The name “St. Bernard” originates from an 11th Century traveler’s lodge known as The Great St. Bernard Hospice, situated on the often treacherous Great St. Bernard Pass in the Alps, between Switzerland and Italy. The hospice acquired its first dogs between 1660 – 1670 and the breed became famous for its many Alpine rescues as well as for its large, powerful size. Saint Bernards are very tolerant of cold weather and the most famous Saint Bernards, who are said to have saved between 40 to 100 lives, were called Barry and Rutor.
The pass, the lodge, and the dogs are named for Bernard of Menthon, the 11th century Italian monk who established the place.

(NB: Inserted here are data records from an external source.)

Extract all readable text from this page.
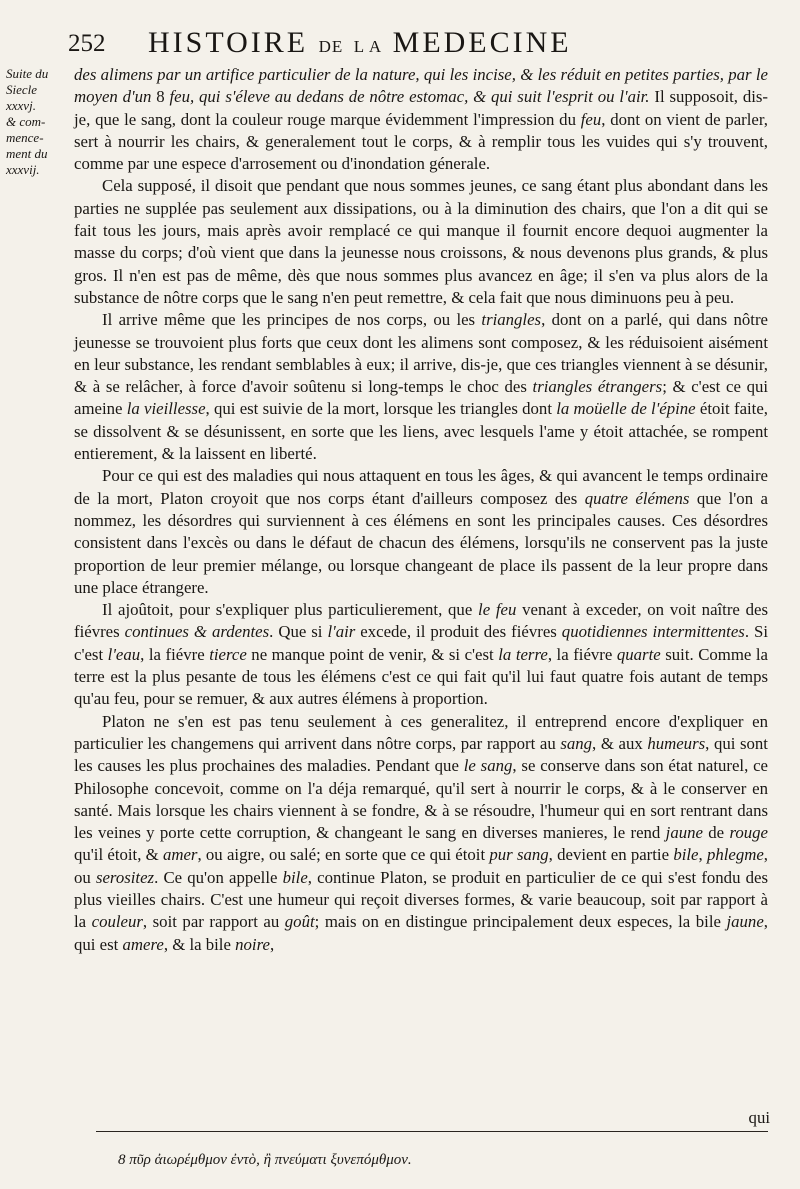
252 HISTOIRE DE L A MEDECINE
Suite du
Siecle
xxxvj.
& com-
mence-
ment du
xxxvij.

des alimens par un artifice particulier de la nature, qui les incise, & les réduit en petites parties, par le moyen d'un 8 feu, qui s'éleve au dedans de nôtre estomac, & qui suit l'esprit ou l'air. Il supposoit, dis-je, que le sang, dont la couleur rouge marque évidemment l'impression du feu, dont on vient de parler, sert à nourrir les chairs, & generalement tout le corps, & à remplir tous les vuides qui s'y trouvent, comme par une espece d'arrosement ou d'inondation génerale.

Cela supposé, il disoit que pendant que nous sommes jeunes, ce sang étant plus abondant dans les parties ne supplée pas seulement aux dissipations, ou à la diminution des chairs, que l'on a dit qui se fait tous les jours, mais après avoir remplacé ce qui manque il fournit encore dequoi augmenter la masse du corps; d'où vient que dans la jeunesse nous croissons, & nous devenons plus grands, & plus gros. Il n'en est pas de même, dès que nous sommes plus avancez en âge; il s'en va plus alors de la substance de nôtre corps que le sang n'en peut remettre, & cela fait que nous diminuons peu à peu.

Il arrive même que les principes de nos corps, ou les triangles, dont on a parlé, qui dans nôtre jeunesse se trouvoient plus forts que ceux dont les alimens sont composez, & les réduisoient aisément en leur substance, les rendant semblables à eux; il arrive, dis-je, que ces triangles viennent à se désunir, & à se relâcher, à force d'avoir soûtenu si long-temps le choc des triangles étrangers; & c'est ce qui ameine la vieillesse, qui est suivie de la mort, lorsque les triangles dont la moüelle de l'épine étoit faite, se dissolvent & se désunissent, en sorte que les liens, avec lesquels l'ame y étoit attachée, se rompent entierement, & la laissent en liberté.

Pour ce qui est des maladies qui nous attaquent en tous les âges, & qui avancent le temps ordinaire de la mort, Platon croyoit que nos corps étant d'ailleurs composez des quatre élémens que l'on a nommez, les désordres qui surviennent à ces élémens en sont les principales causes. Ces désordres consistent dans l'excès ou dans le défaut de chacun des élémens, lorsqu'ils ne conservent pas la juste proportion de leur premier mélange, ou lorsque changeant de place ils passent de la leur propre dans une place étrangere.

Il ajoûtoit, pour s'expliquer plus particulierement, que le feu venant à exceder, on voit naître des fiévres continues & ardentes. Que si l'air excede, il produit des fiévres quotidiennes intermittentes. Si c'est l'eau, la fiévre tierce ne manque point de venir, & si c'est la terre, la fiévre quarte suit. Comme la terre est la plus pesante de tous les élémens c'est ce qui fait qu'il lui faut quatre fois autant de temps qu'au feu, pour se remuer, & aux autres élémens à proportion.

Platon ne s'en est pas tenu seulement à ces generalitez, il entreprend encore d'expliquer en particulier les changemens qui arrivent dans nôtre corps, par rapport au sang, & aux humeurs, qui sont les causes les plus prochaines des maladies. Pendant que le sang, se conserve dans son état naturel, ce Philosophe concevoit, comme on l'a déja remarqué, qu'il sert à nourrir le corps, & à le conserver en santé. Mais lorsque les chairs viennent à se fondre, & à se résoudre, l'humeur qui en sort rentrant dans les veines y porte cette corruption, & changeant le sang en diverses manieres, le rend jaune de rouge qu'il étoit, & amer, ou aigre, ou salé; en sorte que ce qui étoit pur sang, devient en partie bile, phlegme, ou serositez. Ce qu'on appelle bile, continue Platon, se produit en particulier de ce qui s'est fondu des plus vieilles chairs. C'est une humeur qui reçoit diverses formes, & varie beaucoup, soit par rapport à la couleur, soit par rapport au goût; mais on en distingue principalement deux especes, la bile jaune, qui est amere, & la bile noire,

qui
8 πῦρ ἀιωρέμθμον ἐντὸ, ἢ πνεύματι ξυνεπόμθμον.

Before the 19th century the breed was often called, Saint Dogs, Noble Steeds and even Barry Dogs.
The painting To The Rescue by John Emms portrays two Saint Bernards with brandy barrels around their neck which, according to history, was used to keep people trapped in the snow warm, until help arrived.
I have a St. Bernard, Lucy, who weighs-in at 157 lbs. She has a very loud bark, and even though she is the size of a bear, she is so soft and gentle and such an affectionate dog. Yes…she sheds a lot, she eats a lot and takes up a lot of space, but she is such a special and loved part of the family.
Saint Bernards do not like to be left on their own for long periods of time, so they make great family dogs, plus they have little tolerance for hot weather, so you need to have really good A/C in your home.